Evening excursions took place when work was done for the day and the heat had abated, replaced by cool desert night. We used fingers to pull apart samak mashwi, grilled freshwater fish, served with key limes and a piquant dipping sauce. A hibiscus iced tea, karkaday, slaked parched mouths. Then there were meals of spiced grilled lamb with fresh wheels of bread and peppery arugula, accompanied by bowls of foul sudani, a hearty fava bean stew – think Sudanese chili. Always up for dessert, we would relocate to a cafe smack in the middle of a busy Khartoum roundabout, where you had a dizzying selection of gelato, single-serving cakes, fruit tarts, and coffee. The wide outdoor couches were made for lounging, and time unspooled as we were lulled by the shallow croons of circling three-wheeled jitneys. On weekends we returned to the cafe couches, protected from the sun by yawning umbrellas and a system of ingenious mist-makers that kept customers cool, as though we were produce needing protection from wilting in the heat.
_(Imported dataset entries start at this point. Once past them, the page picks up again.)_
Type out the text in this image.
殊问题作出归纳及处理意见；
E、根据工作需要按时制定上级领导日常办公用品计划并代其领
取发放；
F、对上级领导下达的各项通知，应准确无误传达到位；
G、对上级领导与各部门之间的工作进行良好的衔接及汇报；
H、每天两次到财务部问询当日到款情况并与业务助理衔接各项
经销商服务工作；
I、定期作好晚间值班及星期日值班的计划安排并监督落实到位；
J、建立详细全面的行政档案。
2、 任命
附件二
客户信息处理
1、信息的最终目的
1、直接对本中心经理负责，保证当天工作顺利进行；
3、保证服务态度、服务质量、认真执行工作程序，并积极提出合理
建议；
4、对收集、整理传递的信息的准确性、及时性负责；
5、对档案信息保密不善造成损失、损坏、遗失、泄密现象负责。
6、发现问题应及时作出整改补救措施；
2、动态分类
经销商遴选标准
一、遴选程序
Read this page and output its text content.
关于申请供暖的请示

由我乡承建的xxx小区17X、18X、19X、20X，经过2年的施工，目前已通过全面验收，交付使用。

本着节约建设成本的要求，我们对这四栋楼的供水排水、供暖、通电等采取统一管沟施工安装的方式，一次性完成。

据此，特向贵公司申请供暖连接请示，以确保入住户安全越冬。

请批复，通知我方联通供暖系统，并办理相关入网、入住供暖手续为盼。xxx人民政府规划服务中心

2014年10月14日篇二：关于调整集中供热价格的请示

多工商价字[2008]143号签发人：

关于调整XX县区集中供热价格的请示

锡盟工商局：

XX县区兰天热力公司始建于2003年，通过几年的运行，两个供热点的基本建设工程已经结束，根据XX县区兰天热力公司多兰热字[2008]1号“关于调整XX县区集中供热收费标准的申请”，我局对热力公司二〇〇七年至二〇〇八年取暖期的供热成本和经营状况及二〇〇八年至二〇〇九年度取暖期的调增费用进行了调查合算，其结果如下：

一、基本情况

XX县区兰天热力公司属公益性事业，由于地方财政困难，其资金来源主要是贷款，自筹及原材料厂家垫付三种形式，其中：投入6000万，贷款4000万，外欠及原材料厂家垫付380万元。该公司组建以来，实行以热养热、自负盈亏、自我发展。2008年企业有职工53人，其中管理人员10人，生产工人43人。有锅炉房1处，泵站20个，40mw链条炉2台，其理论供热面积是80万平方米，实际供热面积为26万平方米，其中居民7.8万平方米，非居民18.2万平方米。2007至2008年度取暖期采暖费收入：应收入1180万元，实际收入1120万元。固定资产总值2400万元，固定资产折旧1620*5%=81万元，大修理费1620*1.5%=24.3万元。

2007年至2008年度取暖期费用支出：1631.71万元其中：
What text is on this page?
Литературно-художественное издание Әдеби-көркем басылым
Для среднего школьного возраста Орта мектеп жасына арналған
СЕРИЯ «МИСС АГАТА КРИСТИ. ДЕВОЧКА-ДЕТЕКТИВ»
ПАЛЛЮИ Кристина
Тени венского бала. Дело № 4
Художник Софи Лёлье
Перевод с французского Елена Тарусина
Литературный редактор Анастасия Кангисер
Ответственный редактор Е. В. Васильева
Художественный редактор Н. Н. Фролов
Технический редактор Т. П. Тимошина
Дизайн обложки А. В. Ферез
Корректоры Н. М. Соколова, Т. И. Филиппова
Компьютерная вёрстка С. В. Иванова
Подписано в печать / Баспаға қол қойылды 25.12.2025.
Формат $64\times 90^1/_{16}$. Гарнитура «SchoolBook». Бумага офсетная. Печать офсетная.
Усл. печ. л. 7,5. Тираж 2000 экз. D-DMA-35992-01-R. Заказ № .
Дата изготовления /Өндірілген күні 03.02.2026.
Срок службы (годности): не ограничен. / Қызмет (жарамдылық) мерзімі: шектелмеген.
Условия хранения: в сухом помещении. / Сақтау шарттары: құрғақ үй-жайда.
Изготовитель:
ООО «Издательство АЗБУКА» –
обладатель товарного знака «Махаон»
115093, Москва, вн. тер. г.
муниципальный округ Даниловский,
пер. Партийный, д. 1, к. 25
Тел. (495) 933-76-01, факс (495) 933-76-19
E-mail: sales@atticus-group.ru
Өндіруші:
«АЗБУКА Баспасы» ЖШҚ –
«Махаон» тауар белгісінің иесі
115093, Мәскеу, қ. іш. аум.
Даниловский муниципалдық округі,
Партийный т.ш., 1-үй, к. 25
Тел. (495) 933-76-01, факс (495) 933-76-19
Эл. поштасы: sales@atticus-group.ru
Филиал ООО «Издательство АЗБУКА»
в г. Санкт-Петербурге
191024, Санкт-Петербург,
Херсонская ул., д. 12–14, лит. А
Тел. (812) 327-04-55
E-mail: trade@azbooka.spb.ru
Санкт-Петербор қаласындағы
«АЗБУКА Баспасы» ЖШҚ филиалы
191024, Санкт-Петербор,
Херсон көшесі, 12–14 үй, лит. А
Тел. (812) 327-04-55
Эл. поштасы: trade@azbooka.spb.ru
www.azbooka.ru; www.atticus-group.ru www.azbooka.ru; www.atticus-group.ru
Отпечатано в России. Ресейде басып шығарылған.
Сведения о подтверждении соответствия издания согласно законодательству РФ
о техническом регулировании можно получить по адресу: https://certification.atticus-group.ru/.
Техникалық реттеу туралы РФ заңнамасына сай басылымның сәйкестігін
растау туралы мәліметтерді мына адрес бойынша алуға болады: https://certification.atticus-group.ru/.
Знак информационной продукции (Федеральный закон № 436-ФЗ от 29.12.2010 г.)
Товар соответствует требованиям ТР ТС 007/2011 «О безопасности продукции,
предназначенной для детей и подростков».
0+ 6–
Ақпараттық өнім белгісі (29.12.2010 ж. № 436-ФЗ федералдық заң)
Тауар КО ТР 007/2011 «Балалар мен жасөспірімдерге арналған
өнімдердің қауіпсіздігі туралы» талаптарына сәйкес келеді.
My joy in Sudanese dining extended far beyond what was on my plate. It also included the simplicity of the ingredients, the Sudanese emphasis on hospitality, and their unhurried manner. I was treated to barbecue on the outskirts of the city, where diced meat was grilled right in front of you and presented with an onion, tomato, and cucumber salad to keep it company, along with a small bowl of sea salt, puffed pillows of bread, and green chili dipping sauce. I ate these meals seated on iron bedframes webbed with twine so that after overeating I had the option to recline and take a nap. I have been tempted by plates of kisrah, a sorghum flour pancake widely available from street vendors, and paired it with a shot-glass amount of coffee spiced with ginger, cardamom, and cinnamon. I often passed on sugar for my coffee, which drew bemused reactions from my Sudanese colleagues. I enjoyed that many meals were served communally on aluminum trays, and how I had to lean in close to eat. Sudanese colleagues were eager to introduce me to their tastes of home, and the meals lasted for hours.

Sudan fed my curiosity, and its relationship with time prompted reflection. What was I missing? Was I moving too fast? What might surface if I did not rush to talk over all the quiet? I left Sudan full every time.